I’m 10 days into a 6 month art residency in Berkeley, California. I feel so lucky to have been invited to come and make work in this beautiful part of the world.
The last few days have been extra tough aloneness wise – dealing with the UK election result, far from family and friends. But Berkeley is a liberal city and the fact that people here are saddled with a president who inspires universal loathing made them sympathetic to my despair. This blog post wasn’t going to be about that, but it turns out I couldn’t not mention it.
Since my arrival here I’ve made friends with some exceptional trees, as well as tentatively, some people.
The trees aren’t too curious, but the people are. ‘What are you going to be doing?’ follows on from the usual cheerily delivered, ‘Welcome to Berkeley!’
I went to a small publishers fair in San Francisco on Sunday. It was brimming with lively books, collaborations, people. I met some poets! One I warmed to immediately was called Eric Smeathen, (I know, great name, and he even had a pink jacket.) His book Snail Poems, is a hymn to love written by and featuring metaphorical and real snails and many other manifestations of strength and beauty. It even has Matisse’s snail on the front (from my London, lol,) so it was pointless to try and resist it.
I also caught a reading in the Doe Memorial Library on the university campus the other day. A poet called Margaret Ross read in the lunch poems series there, set up and also attended by, former US poet laureate Robert Hass. Margaret Ross had memorised her long and richly textured poems and delivered them slowly and with a kind of American flatness, to great effect. I loved them, there was playfulness behind her sober intonation and the poems looked up close at time, relationships, aspects of our ordinary dust – she lit up question marks in my head, make me laugh too. I was also glad to get a sighting of Robert Hass, as I heard him read in London at Poetry International a couple of years ago and I’m a fan.
You can read examples of her poems here,
On my way back I stopped at Moe’s Books. What a cavern of delights! I struck lucky as they had a box of broken publications destined for recycling, so I claimed them as step 1 towards my California Collage Stash. There was happiness all round at the timing. Apparently it’s rare they have such stuff as they only accept books in good condition.
What will I be doing? Well, I have a few ideas… I sent all my old notebooks ahead of me – they’re in the studio here, so that I can begin to catch up with myself and work slowly at last, after an intensely busy few years.

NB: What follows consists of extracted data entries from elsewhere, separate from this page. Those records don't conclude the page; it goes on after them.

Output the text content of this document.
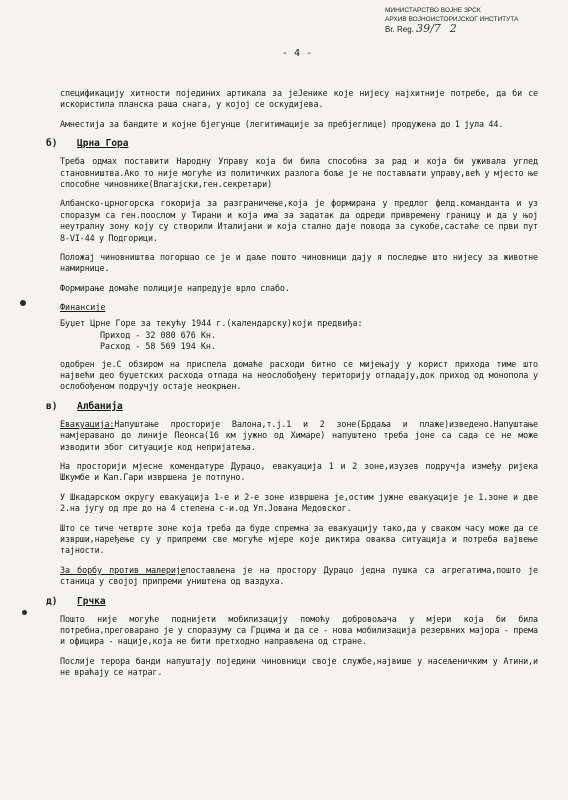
МИНИСТАРСТВО ВОЈНЕ ЗРСК
АРХИВ ВОЈНОИСТОРИЈСКОГ ИНСТИТУТА
Br. Reg. 39/7 2
- 4 -

спецификацију хитности појединих артикала за јеЈенике које нијесу најхитније потребе, да би се искористила планска раша снага, у којој се оскудијева.

Амнестија за бандите и којне бјегунце (легитимације за пребјеглице) продужена до 1 јула 44.

б) Црна Гора

Треба одмах поставити Народну Управу која би била способна за рад и која би уживала углед становништва.Ако то није могуће из политичких разлога боље је не постављати управу,већ у мјесто ње способне чиновнике(Влагајски,ген.секретари)

Албанско-црногорска гокорија за разграничење,која је формирана у предлог фелд.команданта и уз споразум са ген.поослом у Тирани и која има за задатак да одреди привремену границу и да у њој неутралну зону коју су створили Италијани и која стално даје повода за сукобе,састаће се први пут 8-VI-44 у Подгорици.

Положај чиновништва погоршао се је и даље пошто чиновници дају я последње што нијесу за животне намирнице.

Формирање домаће полиције напредује врло слабо.

Финансије
Буџет Црне Горе за текућу 1944 г.(календарску)који предвиђа:
Приход - 32 080 676 Кн.
Расход - 58 569 194 Кн.

одобрен је.С обзиром на приспела домаће расходи битно се мијењају у корист прихода тиме што највећи део буџетских расхода отпада на неослобођену територију отпадају,док приход од монопола у ослобођеном подручју остаје неокрњен.

в) Албанија

Евакуација:Напуштање просторије Валона,т.ј.1 и 2 зоне(Брдаља и плаже)изведено.Напуштање намјеравано до линије Пеонса(16 км јужно од Химаре) напуштено треба јоне са сада се не може изводити због ситуације код непријатеља.

На просторији мјесне комендатуре Дурацо, евакуација 1 и 2 зоне,изузев подручја између ријека Шкумбе и Кап.Гари извршена је потпуно.

У Шкадарском округу евакуација 1-е и 2-е зоне извршена је,остим јужне евакуације је 1.зоне и две 2.на југу од пре до на 4 степена с-и.од Ул.Јована Медовског.

Што се тиче четврте зоне која треба да буде спремна за евакуацију тако,да у сваком часу може да се изврши,наређење су у припреми све могуће мјере које диктира оваква ситуација и потреба вајвење тајности.

За борбу против малеријепостављена је на простору Дурацо једна пушка са агрегатима,пошто је станица у својој припреми уништена од ваздуха.

д) Грчка

Пошто није могуће поднијети мобилизацију помоћу добровољача у мјери која би била потребна,преговарано је у споразуму са Грцима и да се - нова мобилизација резервних мајора - према и официра - нације,која не бити претходно направљена од стране.

Послије терора банди напуштају поједини чиновници своје службе,највише у насељеничким у Атини,и не враћају се натраг.
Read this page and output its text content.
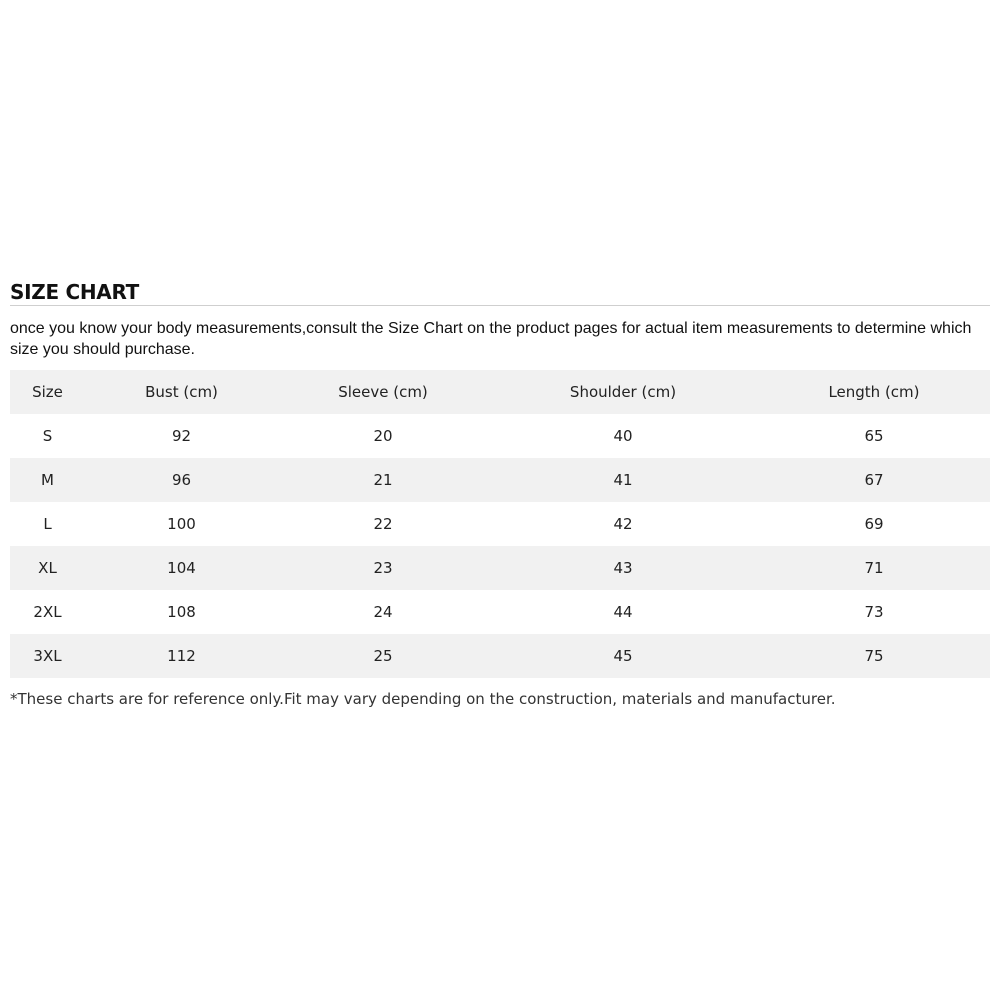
SIZE CHART

once you know your body measurements,consult the Size Chart on the product pages for actual item measurements to determine which size you should purchase.

Size	Bust (cm)	Sleeve (cm)	Shoulder (cm)	Length (cm)
S	92	20	40	65
M	96	21	41	67
L	100	22	42	69
XL	104	23	43	71
2XL	108	24	44	73
3XL	112	25	45	75

*These charts are for reference only.Fit may vary depending on the construction, materials and manufacturer.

One project I hope to make headway with is a song cycle collaboration that I’ve begun research for, with my cousin James Rolfe, who is a composer in Toronto. We took trains across Europe in the footsteps of our shared ancestors and let their ghosts guide us around. They were surprisingly obliging.
Meanwhile my family are coming here soon for the holidays, me and the trees are looking forward to being with them, as well as whatever version of the festivities we can assemble far from the blurry lights of shocked Brixton, which despite having loudly clamoured against leaving Europe, will now have to capitulate to the horrible word & notion that also has x four along, like praxis, Herxheimer and flux!
Special thanks to Rebecca Guber of Asylum Arts, for putting me forward for this opportunity, to Dan Schifrin, who manages the residency ‘on the ground’, and who is also a writer and a great help and ally already, and to Working Assumptions, the inspiring nonprofit organisation who set up and support this residency.
Thanks to you too, for reading my blog, more soon, & Happy Holidays, to use the vernacular!
3 thoughts on “California, dreaming”
This blog is a delight! Being in the same country and US state as you for the time being (and yet so far away – boo!), this makes me feel closer to you and your creativity. Do keep on going. xoxo
thanks Wendy 😊💐😘 there’s a good chance we’ll see each other before long!
Happy holidays, Sophie – love reading about your adventure steeped in poetry & beauty. Brixton isn’t the same without you – what’s the point of a walk in the park without you & Mini?
So pleased about this opportunity for you to work & think & live as the artist you are, without distraction!